Cómplice voluntariamente a fuerza, por @afuentese

Recibo un mensaje de Whats a las 7:50 am: “Coche amplio y bien cuidado. Chofer buena onda… se da una vuelta prohibida y nos para una patrulla. Se baja dueño de la situación, y a los siete minutos nos dejan… seguro con mordida… yo, que estoy totalmente en contra de la corrupción, estoy segura de que fui parte de una”.

Habemos pocos ciudadanos (o quizá somos muchos, pero no nos notamos), el punto es que por ahí andamos una bola que buscamos respetar la ley, vivir sin joder y –en la medida de lo posible- evitar que nos jodan. No pagamos mordidas, no nos robamos el internet del vecino y –dolorosamente- pagamos nuestros impuestos.

 De esos pocos, de los que muchos se burlan (“pendejos”), pero que tenemos aún esta rara utopía de que con eso “construimos un mejor país” (¿naives?), en fin, que como dicen los gringos shit happens y, aparentemente, la mierda acaba embarrándonos a la menor distracción.

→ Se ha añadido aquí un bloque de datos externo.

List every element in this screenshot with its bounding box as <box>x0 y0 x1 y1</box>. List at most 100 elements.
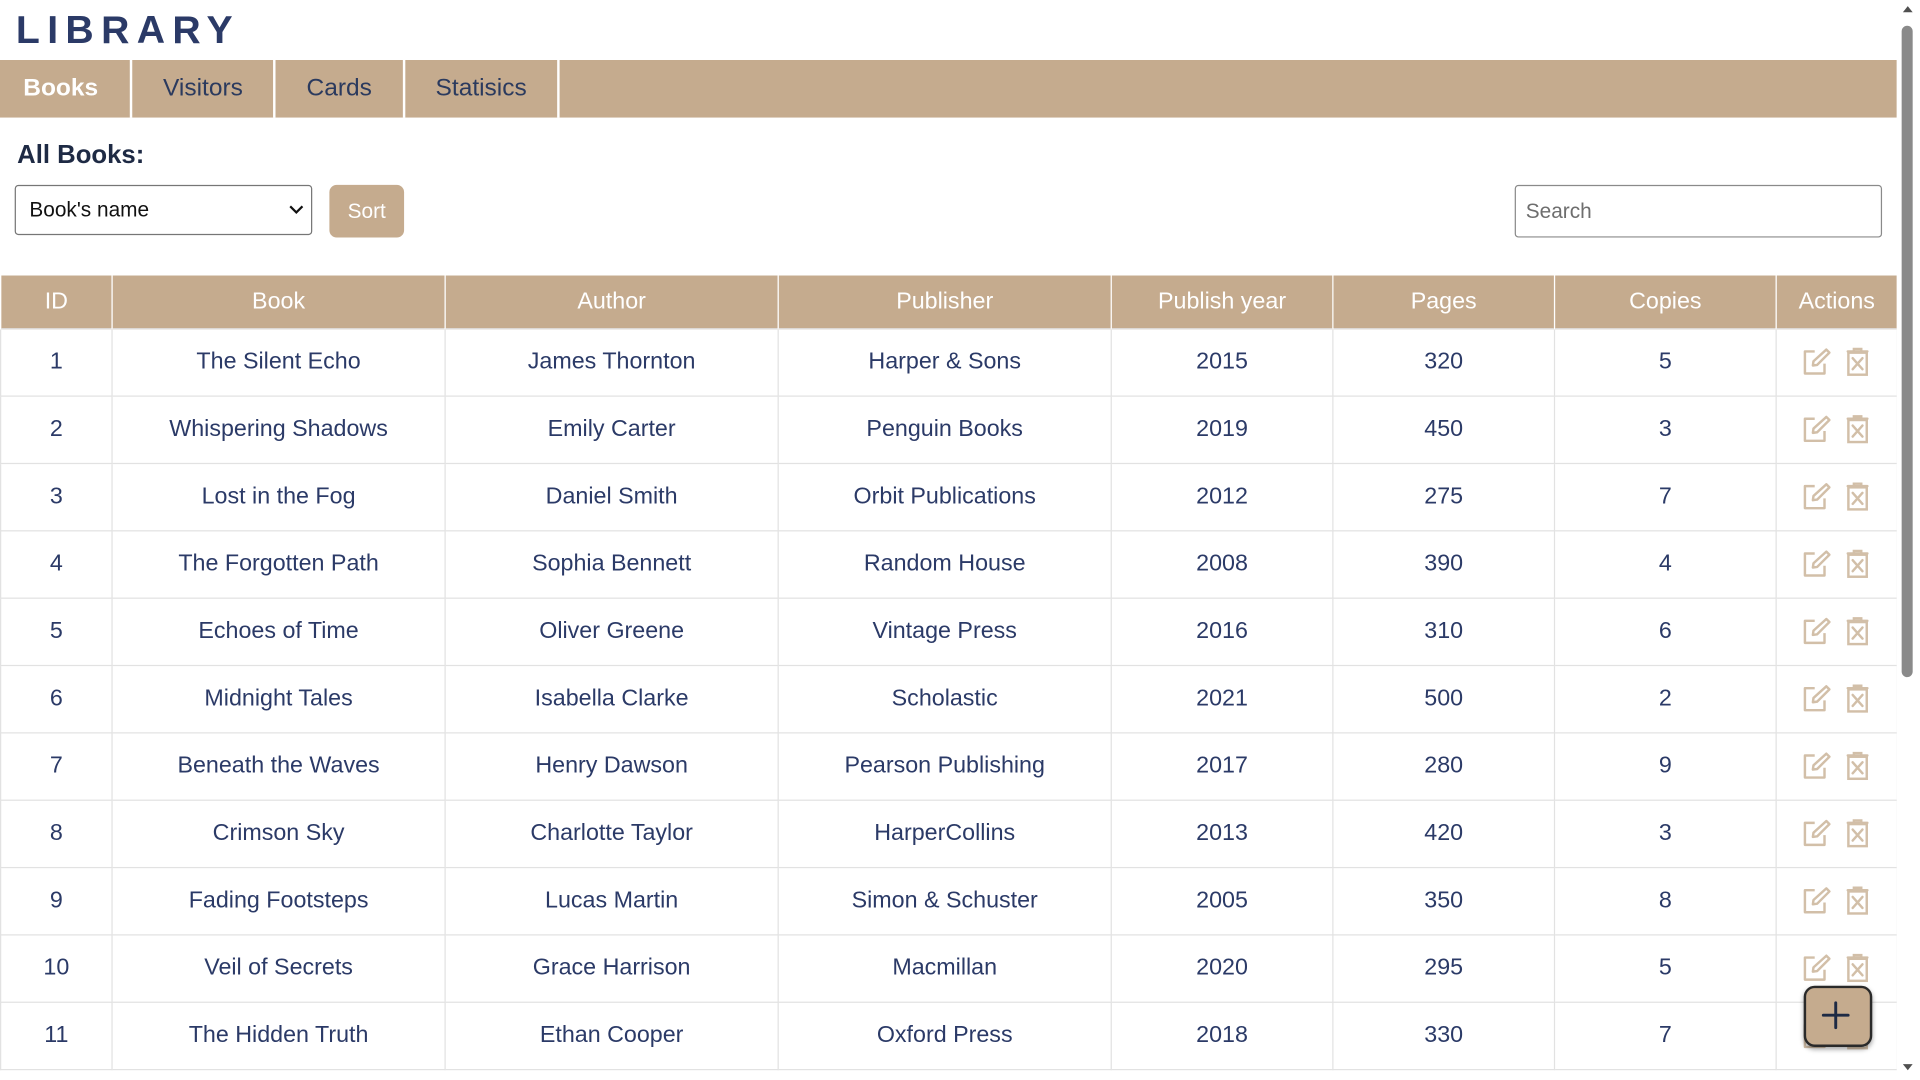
column-header-copies[interactable]: Copies <box>1553 275 1777 329</box>
edit-icon[interactable] <box>1800 481 1832 513</box>
table-row: 10 Veil of Secrets Grace Harrison Macmillan… <box>0 934 1898 1003</box>
cell-id: 2 <box>0 395 113 465</box>
cell-id: 11 <box>0 1001 113 1071</box>
sort-select[interactable]: Book's name <box>14 184 313 236</box>
cell-publisher: Macmillan <box>777 934 1112 1003</box>
cell-publish-year: 2017 <box>1110 732 1334 801</box>
cell-actions <box>1775 395 1898 465</box>
cell-publish-year: 2021 <box>1110 664 1334 734</box>
cell-author: Grace Harrison <box>444 934 779 1003</box>
table-row: 8 Crimson Sky Charlotte Taylor HarperCollin… <box>0 799 1898 869</box>
column-header-book[interactable]: Book <box>111 275 446 329</box>
cell-publish-year: 2005 <box>1110 866 1334 936</box>
edit-icon[interactable] <box>1800 347 1832 379</box>
cell-author: Henry Dawson <box>444 732 779 801</box>
scroll-down-arrow-icon[interactable] <box>1902 1060 1914 1072</box>
cell-copies: 5 <box>1553 328 1777 397</box>
column-header-id[interactable]: ID <box>0 275 113 329</box>
edit-icon[interactable] <box>1800 751 1832 783</box>
scroll-up-arrow-icon[interactable] <box>1902 4 1914 16</box>
cell-copies: 3 <box>1553 799 1777 869</box>
search-input[interactable] <box>1514 184 1883 238</box>
cell-publisher: Oxford Press <box>777 1001 1112 1071</box>
cell-publisher: Penguin Books <box>777 395 1112 465</box>
tab-statistics[interactable]: Statisics <box>405 60 560 118</box>
column-header-author[interactable]: Author <box>444 275 779 329</box>
vertical-scrollbar[interactable] <box>1896 0 1920 1080</box>
cell-author: Daniel Smith <box>444 462 779 532</box>
cell-book: Beneath the Waves <box>111 732 446 801</box>
cell-book: The Forgotten Path <box>111 530 446 599</box>
cell-pages: 350 <box>1332 866 1556 936</box>
cell-book: Fading Footsteps <box>111 866 446 936</box>
sort-button[interactable]: Sort <box>329 184 405 238</box>
cell-id: 10 <box>0 934 113 1003</box>
cell-book: Crimson Sky <box>111 799 446 869</box>
cell-publisher: Random House <box>777 530 1112 599</box>
table-row: 3 Lost in the Fog Daniel Smith Orbit Public… <box>0 462 1898 532</box>
cell-pages: 295 <box>1332 934 1556 1003</box>
tab-cards[interactable]: Cards <box>276 60 405 118</box>
cell-copies: 5 <box>1553 934 1777 1003</box>
cell-author: Sophia Bennett <box>444 530 779 599</box>
cell-publisher: HarperCollins <box>777 799 1112 869</box>
cell-pages: 450 <box>1332 395 1556 465</box>
chevron-down-icon <box>289 205 304 215</box>
cell-id: 8 <box>0 799 113 869</box>
cell-copies: 8 <box>1553 866 1777 936</box>
delete-icon[interactable] <box>1842 953 1874 985</box>
delete-icon[interactable] <box>1842 481 1874 513</box>
column-header-publisher[interactable]: Publisher <box>777 275 1112 329</box>
edit-icon[interactable] <box>1800 616 1832 648</box>
cell-publisher: Pearson Publishing <box>777 732 1112 801</box>
cell-publish-year: 2019 <box>1110 395 1334 465</box>
plus-icon <box>1821 1001 1850 1030</box>
cell-author: Ethan Cooper <box>444 1001 779 1071</box>
cell-id: 1 <box>0 328 113 397</box>
delete-icon[interactable] <box>1842 616 1874 648</box>
table-row: 11 The Hidden Truth Ethan Cooper Oxford Pre… <box>0 1001 1898 1071</box>
cell-author: Charlotte Taylor <box>444 799 779 869</box>
cell-pages: 420 <box>1332 799 1556 869</box>
cell-actions <box>1775 328 1898 397</box>
table-row: 5 Echoes of Time Oliver Greene Vintage Pres… <box>0 597 1898 667</box>
page: LIBRARY Books Visitors Cards Statisics A… <box>0 0 1920 1080</box>
cell-book: Whispering Shadows <box>111 395 446 465</box>
cell-publish-year: 2018 <box>1110 1001 1334 1071</box>
delete-icon[interactable] <box>1842 885 1874 917</box>
cell-author: Emily Carter <box>444 395 779 465</box>
edit-icon[interactable] <box>1800 953 1832 985</box>
cell-id: 3 <box>0 462 113 532</box>
cell-id: 5 <box>0 597 113 667</box>
edit-icon[interactable] <box>1800 549 1832 581</box>
cell-publish-year: 2012 <box>1110 462 1334 532</box>
cell-book: The Hidden Truth <box>111 1001 446 1071</box>
delete-icon[interactable] <box>1842 818 1874 850</box>
tab-books[interactable]: Books <box>0 60 133 118</box>
delete-icon[interactable] <box>1842 414 1874 446</box>
delete-icon[interactable] <box>1842 683 1874 715</box>
column-header-publish-year[interactable]: Publish year <box>1110 275 1334 329</box>
delete-icon[interactable] <box>1842 549 1874 581</box>
table-row: 6 Midnight Tales Isabella Clarke Scholastic… <box>0 664 1898 734</box>
edit-icon[interactable] <box>1800 885 1832 917</box>
column-header-pages[interactable]: Pages <box>1332 275 1556 329</box>
delete-icon[interactable] <box>1842 347 1874 379</box>
cell-id: 9 <box>0 866 113 936</box>
edit-icon[interactable] <box>1800 414 1832 446</box>
edit-icon[interactable] <box>1800 818 1832 850</box>
cell-actions <box>1775 732 1898 801</box>
cell-copies: 3 <box>1553 395 1777 465</box>
cell-publisher: Simon & Schuster <box>777 866 1112 936</box>
scrollbar-thumb[interactable] <box>1901 25 1913 678</box>
delete-icon[interactable] <box>1842 751 1874 783</box>
tab-visitors[interactable]: Visitors <box>132 60 276 118</box>
add-book-button[interactable] <box>1803 985 1873 1047</box>
cell-book: Veil of Secrets <box>111 934 446 1003</box>
cell-pages: 330 <box>1332 1001 1556 1071</box>
cell-publisher: Scholastic <box>777 664 1112 734</box>
edit-icon[interactable] <box>1800 683 1832 715</box>
cell-copies: 9 <box>1553 732 1777 801</box>
cell-id: 7 <box>0 732 113 801</box>
cell-pages: 390 <box>1332 530 1556 599</box>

Acabas involucrado en delito ajeno, y peor aún, sufriéndolo como si fuera propio. La anécdota me la compartió mi tocaya-amiga, quien en tan bonito taxi y con tan amable chofer, pasó de la #amenacharla al silencio sepulcral post-delito “sé que lo que hizo estuvo mal, y él sabe que lo sé!”.

Cuando me lo contó, recordé que he pasado por lo mismo y he querido que me trague la tierra con todo y el taxista o, al menos, que alguien nos dé la oportunidad de regresar el tiempo y evitar una infracción que NO pedí, pero donde acabé involucrada.

Porque yo no manejo, pero compartimos tiempo, espacio y momento del delito, y eso, involucra. Y claro, tan decente el chofer se baja a “negociar”, regresa, te pide “un momentito”, y regresa con “todo arreglado”.

Dar mordida es el pase rápido para salir de un problema, un problema regularmente causado por uno mismo y siempre con un “noble fin” (ejem), como: “se me hacía tarde”, “no traía dinero”, “me urgía”, “perdí la tarjeta de circulación”.

Alguna vez viví una persecución de película, nada divertida. Ahí estaba yo, agarrándome de donde podía y rogándole a taxista que me dejara bajar. Nomás que no se podía. ¡Calma! No era un intento de secuestro, era que huía a toda velocidad, de las consecuencias de su imprudencia: pasarse el alto, golpear a otro vehículo, lanzarse a la graciosa huida, ¡¡¡¡con la pasajera de corbata!!!!

Tuve que aprovechar un embotellamiento en una calle lejana y fea para bajarme a fuerza, él juraba que eventualmente me llevaría a mi destino, yo juraba que nos mataríamos. Esa es la peor, pero no la única. En otra casi nos volteamos porque chofer dio una vuelta en U tan prohibida como cerrada… Iiiiiiuuuuuuuu.

En mi siguiente experiencia, la vuelta fue igual de prohibida, pero (¿por qué no?) sobre el carril del Metrobús y ahí sí, ni como ayudarnos: sirena de por medio, nos cayó la poli. Y ese “nos”, como digo, es meramente descriptivo pero inevitablemente cómplice. Y luego viene ese silencio incómodo: la pasajera sabe, y #taxista sabe que ella sabe, y los dos saben que, para poder seguir, fue necesaria la famosa mordida.